BİR ARSLAN SİZİ YİYEBİLİR!
Evet. Aslanlar, kaplanlar, ayılar ve diğer hayvanlar gerçek etoburlardır ve hayatta kalmak için öldürürler. Fakat sistematik olarak insanları çiftliklere kapatmaz, sakatlamaz, sinirlerini bizden çıkarmaz ve sadece tadımızdan hoşlandıkları için olabilecek en kötü, en korkunç yollarla bizi öldürmezler. İnsanların et yemeye ihtiyacı yoktur – aslında insanlar et yemediklerinde daha sağlıklıdırlar. Bizde gerçek etoburlarda var olan diş, bağırsak ve mide asitleri yoktur (aramızdaki diğer farklara ek olarak). Biz eti kolaylık, cehalet ve duyarsızlığımızdan yeriz, yemek zorunda olduğumuz için değil.

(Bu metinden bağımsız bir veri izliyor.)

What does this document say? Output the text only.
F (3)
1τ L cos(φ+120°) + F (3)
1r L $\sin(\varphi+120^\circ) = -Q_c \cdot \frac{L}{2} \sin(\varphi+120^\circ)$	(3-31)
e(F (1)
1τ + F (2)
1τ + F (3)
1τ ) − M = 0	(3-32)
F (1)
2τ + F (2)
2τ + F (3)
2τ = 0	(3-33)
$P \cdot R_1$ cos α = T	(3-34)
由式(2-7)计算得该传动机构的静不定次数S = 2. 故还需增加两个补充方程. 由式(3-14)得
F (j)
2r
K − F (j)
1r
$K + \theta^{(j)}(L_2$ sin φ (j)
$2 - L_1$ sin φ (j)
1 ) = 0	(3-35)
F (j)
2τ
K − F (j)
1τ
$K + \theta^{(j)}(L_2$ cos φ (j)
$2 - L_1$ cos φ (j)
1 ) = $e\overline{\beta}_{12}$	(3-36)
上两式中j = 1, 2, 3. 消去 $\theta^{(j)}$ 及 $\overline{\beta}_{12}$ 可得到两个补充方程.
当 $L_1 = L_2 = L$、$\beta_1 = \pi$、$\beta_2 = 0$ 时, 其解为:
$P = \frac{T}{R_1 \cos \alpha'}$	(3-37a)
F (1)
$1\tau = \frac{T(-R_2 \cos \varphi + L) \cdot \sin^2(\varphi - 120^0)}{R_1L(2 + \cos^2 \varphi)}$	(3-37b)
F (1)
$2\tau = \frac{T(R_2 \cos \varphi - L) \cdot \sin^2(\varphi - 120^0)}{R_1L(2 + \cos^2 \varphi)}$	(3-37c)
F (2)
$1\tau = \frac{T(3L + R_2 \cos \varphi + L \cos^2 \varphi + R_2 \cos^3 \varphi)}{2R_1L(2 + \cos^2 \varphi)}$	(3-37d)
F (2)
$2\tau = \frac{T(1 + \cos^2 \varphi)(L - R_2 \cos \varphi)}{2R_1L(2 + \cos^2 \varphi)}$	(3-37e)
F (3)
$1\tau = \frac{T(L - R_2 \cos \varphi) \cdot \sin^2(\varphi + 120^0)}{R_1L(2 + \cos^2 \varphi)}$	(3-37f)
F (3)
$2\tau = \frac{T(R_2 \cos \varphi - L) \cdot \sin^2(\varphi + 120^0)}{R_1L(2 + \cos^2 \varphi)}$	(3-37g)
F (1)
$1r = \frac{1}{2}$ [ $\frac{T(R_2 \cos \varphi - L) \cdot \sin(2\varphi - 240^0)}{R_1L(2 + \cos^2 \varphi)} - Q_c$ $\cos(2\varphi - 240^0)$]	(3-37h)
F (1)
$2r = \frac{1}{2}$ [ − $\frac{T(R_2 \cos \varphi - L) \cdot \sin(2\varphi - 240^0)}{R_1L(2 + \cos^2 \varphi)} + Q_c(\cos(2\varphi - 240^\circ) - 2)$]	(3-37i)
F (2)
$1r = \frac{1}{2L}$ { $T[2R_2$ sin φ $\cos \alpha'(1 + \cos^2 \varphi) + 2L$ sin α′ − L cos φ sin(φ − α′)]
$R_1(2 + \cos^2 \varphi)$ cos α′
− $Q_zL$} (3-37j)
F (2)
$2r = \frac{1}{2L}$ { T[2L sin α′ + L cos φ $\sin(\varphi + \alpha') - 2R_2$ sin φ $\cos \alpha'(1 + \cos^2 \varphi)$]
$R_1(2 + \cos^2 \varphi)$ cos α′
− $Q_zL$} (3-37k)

BÜTÜN FABRİKA ÇİFTLİKLERİ KÖTÜ DEĞİL
Ölü beden yemek gibi kötü alışkanlıklarından vazgeçmek istemeyenler genellikle ortaya bunu atarlar. Tüm hayvansal ürünlerin %97-99’unun fabrika çiftliği hayvanlarından geldiğine dayanan istatistiklere bakar ve hayali, varsayımsal küçük çiftliklerdeki bütün hayvanların geniş alanlarda mutlu bir şekilde dolaşıp, ‘insanca’ öldüğünü düşünürler. Gerçekte ise, küçük çiftliklerin sayısı çok azdır, nadiren rastlanır ve fabrika çiftliği standartları (erkek civcivleri canlı canlı öğütmek, hiçbir ağrıkesici vermeden hadım etme ve küçücük alanlara kapatmak gibi) yiyecek için öldürülen bütün hayvanlar için halen geçerlidir.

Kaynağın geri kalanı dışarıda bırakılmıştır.